Suspect named in zoo break-in that led to animals escaping
BARABOO, Wis. (WMTV) - An Indiana man has been identified as the suspect in the break-in at a Baraboo Zoo earlier this month that led to the escape of four animals.
According to the Baraboo Police Department, its investigators have identified Aaron Wayne Hovis as the suspect accused of damaging the locks on several animal exhibits at Ochsner Park Zoo and damaging the door on another exhibit. The damage allowed two river otters and a pair of Great Horned Owls to escape.
The police department has referred a count of misdemeanor criminal damage to property to the Sauk Co. District Attorney’s Office, which could decide to press further charges as warranted. A lieutenant with the police department told NBC15 News that investigators are still looking for the man, who lives in West Lafayette, Indiana, and is an over-the-road truck driver.
Of the four animals that escaped during the break-in, only one Great Horned Owl remains on the loose. The police department noted that it is believed “Linda,” as she is known, is still in the area.

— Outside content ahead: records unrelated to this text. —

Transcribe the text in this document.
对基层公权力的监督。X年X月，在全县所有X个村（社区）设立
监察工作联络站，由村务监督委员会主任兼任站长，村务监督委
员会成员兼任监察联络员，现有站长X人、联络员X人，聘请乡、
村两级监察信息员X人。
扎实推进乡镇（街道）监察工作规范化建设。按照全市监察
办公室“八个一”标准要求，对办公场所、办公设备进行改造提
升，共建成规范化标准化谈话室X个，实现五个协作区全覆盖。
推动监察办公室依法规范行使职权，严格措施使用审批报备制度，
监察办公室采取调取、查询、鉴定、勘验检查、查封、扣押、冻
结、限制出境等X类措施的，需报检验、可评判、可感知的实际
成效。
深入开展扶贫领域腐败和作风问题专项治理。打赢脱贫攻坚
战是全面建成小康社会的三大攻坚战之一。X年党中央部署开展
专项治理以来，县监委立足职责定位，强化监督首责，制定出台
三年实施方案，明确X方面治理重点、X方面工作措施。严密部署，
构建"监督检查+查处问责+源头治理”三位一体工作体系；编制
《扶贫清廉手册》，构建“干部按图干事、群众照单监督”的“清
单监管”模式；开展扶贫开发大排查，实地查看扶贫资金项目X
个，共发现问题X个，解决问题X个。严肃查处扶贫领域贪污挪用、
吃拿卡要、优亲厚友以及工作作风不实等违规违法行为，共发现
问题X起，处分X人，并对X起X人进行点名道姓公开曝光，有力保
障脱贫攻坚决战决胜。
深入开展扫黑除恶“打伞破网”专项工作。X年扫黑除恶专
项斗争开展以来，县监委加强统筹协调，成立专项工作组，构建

Two otters, Mitch and Moe, were spotted by kayakers on the same day as the break-in and were located shortly after. Linda’s fellow owl, Jerry, was found safe three days after the break-in with two fractures in his wing.
The parks department said in Facebook post last Wednesday that the last sighting of Linda was on two days earlier, when she was seen roosting in a tree above a new llama barn. The parks department said Linda is getting weaker, but she is still able to fly fully. This makes recapturing her a bit difficult. Officials will only be able to collect her once she is on the ground and unable to fly into a tree.
Zoo staff published tips on June 9 for how to tell apart wild owls that roam the area from the ones missing from the Baraboo zoo.
Anyone who is near the Ochsner Park Zoo grounds and sees an owl on the ground should call the Baraboo Police Department’s non-emergency line at 608-356-4895, as it may be Linda.
Ochsner Park Zoo specialist Ellen Gallagher said on the day of the robbery, police believe the suspect or suspects’ primary motivation in the break-in was to release the animals. In their statement identifying Hovis as the suspect, the police department did not indicate a possible motive.
Of the multiple other cages that were opened when staff arrived at the zoo on June 7, those animals in other cages were still present.